The 300 songs they have documented during this last one year, through audio-visual recordings, include the genres of Kissa (stories from history), Ragni (special to these regions of Uttar Pradesh, where the stories have a mix of prose and song, and no rhyme — the region’s own form of spoken word poetry), bhajan and aarti (devotionals), and a whole category of geet, which are specific to women’s songs. Geet would include compositions that are sung during weddings, child birth, the month of saavan, and even mundan, the hair-shaving ceremony of babies and young children.

The matter of pedagogy

Sharma, Ahmad, and Tripathi have already put together a draft of a book (titled Traditional Knowledge: Folk Songs of Upper Doab Region of Uttar Pradesh, India) that classifies the various strands of Chithara’s folk song traditions. Even as they are are readying themselves for a November launch of the book, Sharma says they are also hoping to compile their AV recordings into an accompanying CD. For the residents of Chithara, they have prepared a non-academic version of their research, with an indexed record of all of the songs.
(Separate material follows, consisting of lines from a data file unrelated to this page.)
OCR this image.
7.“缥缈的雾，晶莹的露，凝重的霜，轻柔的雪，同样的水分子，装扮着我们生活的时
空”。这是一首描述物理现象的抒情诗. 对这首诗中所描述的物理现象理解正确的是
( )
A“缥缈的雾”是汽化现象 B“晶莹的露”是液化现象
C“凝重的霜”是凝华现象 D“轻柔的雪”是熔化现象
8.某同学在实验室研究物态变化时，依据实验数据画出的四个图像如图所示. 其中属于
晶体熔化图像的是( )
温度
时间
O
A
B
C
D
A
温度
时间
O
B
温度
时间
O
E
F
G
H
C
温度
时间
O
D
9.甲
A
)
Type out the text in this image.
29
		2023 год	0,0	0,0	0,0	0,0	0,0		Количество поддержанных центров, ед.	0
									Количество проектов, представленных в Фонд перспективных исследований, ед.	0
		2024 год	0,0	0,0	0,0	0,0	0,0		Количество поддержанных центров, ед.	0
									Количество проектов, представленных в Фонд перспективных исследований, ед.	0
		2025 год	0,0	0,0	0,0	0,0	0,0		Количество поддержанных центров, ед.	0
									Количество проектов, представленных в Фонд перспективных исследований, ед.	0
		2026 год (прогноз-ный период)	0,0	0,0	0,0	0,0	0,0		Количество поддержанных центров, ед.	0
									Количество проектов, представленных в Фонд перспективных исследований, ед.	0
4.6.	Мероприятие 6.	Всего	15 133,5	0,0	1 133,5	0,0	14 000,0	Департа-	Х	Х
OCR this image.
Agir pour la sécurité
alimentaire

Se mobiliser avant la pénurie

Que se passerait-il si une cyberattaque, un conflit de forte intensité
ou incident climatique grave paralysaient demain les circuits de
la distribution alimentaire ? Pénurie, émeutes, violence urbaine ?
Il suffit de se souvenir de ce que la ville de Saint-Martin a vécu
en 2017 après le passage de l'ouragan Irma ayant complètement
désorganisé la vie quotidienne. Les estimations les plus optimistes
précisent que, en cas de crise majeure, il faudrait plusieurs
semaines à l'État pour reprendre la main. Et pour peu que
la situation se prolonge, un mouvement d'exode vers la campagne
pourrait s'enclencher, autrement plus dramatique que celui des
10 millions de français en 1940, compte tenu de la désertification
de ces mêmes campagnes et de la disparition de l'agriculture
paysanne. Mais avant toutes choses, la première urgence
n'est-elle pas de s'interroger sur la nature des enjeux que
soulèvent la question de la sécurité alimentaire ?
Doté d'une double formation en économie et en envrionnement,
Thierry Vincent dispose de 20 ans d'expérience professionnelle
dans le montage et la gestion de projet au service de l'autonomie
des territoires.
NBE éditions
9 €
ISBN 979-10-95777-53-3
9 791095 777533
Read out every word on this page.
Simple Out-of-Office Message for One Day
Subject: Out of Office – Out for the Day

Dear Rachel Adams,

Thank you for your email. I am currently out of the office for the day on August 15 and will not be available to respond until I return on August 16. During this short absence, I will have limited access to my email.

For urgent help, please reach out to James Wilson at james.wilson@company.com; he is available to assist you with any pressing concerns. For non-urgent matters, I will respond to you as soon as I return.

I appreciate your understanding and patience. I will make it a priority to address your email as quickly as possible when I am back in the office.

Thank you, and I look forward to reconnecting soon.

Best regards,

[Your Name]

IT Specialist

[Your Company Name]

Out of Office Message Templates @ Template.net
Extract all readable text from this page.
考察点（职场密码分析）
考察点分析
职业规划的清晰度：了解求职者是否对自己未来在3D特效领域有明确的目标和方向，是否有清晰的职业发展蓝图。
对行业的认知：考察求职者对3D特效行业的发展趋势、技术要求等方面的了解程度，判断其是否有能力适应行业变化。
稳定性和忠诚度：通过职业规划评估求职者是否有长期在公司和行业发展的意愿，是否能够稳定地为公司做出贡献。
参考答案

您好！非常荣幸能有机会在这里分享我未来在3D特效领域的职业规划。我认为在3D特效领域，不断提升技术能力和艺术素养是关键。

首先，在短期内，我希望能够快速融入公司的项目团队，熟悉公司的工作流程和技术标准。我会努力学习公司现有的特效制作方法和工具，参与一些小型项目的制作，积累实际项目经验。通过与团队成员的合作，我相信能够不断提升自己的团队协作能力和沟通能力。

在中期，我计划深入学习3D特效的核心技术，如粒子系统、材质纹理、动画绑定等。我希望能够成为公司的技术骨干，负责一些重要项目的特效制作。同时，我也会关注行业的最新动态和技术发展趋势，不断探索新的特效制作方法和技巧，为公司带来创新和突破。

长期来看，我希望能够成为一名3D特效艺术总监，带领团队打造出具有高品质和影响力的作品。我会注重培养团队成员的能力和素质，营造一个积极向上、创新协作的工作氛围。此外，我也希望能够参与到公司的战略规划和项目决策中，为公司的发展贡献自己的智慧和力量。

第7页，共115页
In the meantime however, Tulika Chandra, an Associate Professor in SNU’s Department of English, with a background in linguistics, has also been studying the folk cultures of the university’s neighbourhood. From 2014-2016, she studied how the folklore and folk song traditions in Braj (a cultural region that overlaps with the political boundaries of Delhi, Jaipur, and Agra) are changing and adapting to a digital age.

She recounts how one of the women residents had recorded herself singing a song for child-birth, and sent it to her daughter, who’d just delivered a baby in another city — all this via a mobile phone. Chandra’s second project, which she began at the start of this year, looks at women’s voices and expression through the folk songs that’ve existed in and around Gautam Buddha Nagar, which is now called the “industrial hub of U.P.”

But as to why a team exclusively from the life sciences department went ahead with the Chithara project, which may have benefitted from the expertise of a team from a social-sciences department — especially since a robust one exists in-house — is not entirely clear. Sharma however stresses that the access and trust that his team members had already established with the residents of Chithara during the biodiversity documentation, had a lot to do with this.

“Also, over the last 25-30 years, the scope of what we consider ‘biodiversity’ can be seen has having expanded,” he says — culture and ways of living, especially if related to the flora and fauna of the region, may well fall under their ambit. “Since we also focussed on the socio-economics of the region, we used the participatory rural appraisal technique, which is the standard proforma of questions that is used in a social study,” he says. While he accepts that there has been no overt collaboration with faculty or students from other departments, Ghosh separately insists that all departments are ever-ready to offer their inputs and advice to one other, offering the example of Sumantra Sengupta, a trained folk and sufi singer and the founding head of SNU’s Department of Art & Performing Art.

The team’s book will be an important socio-cultural record. While the university’s apparent openness and flexibility is notable, it remains to be seen if work by SNU’s other experts in the relevant fields, will add their trained expertise to these efforts in future editions.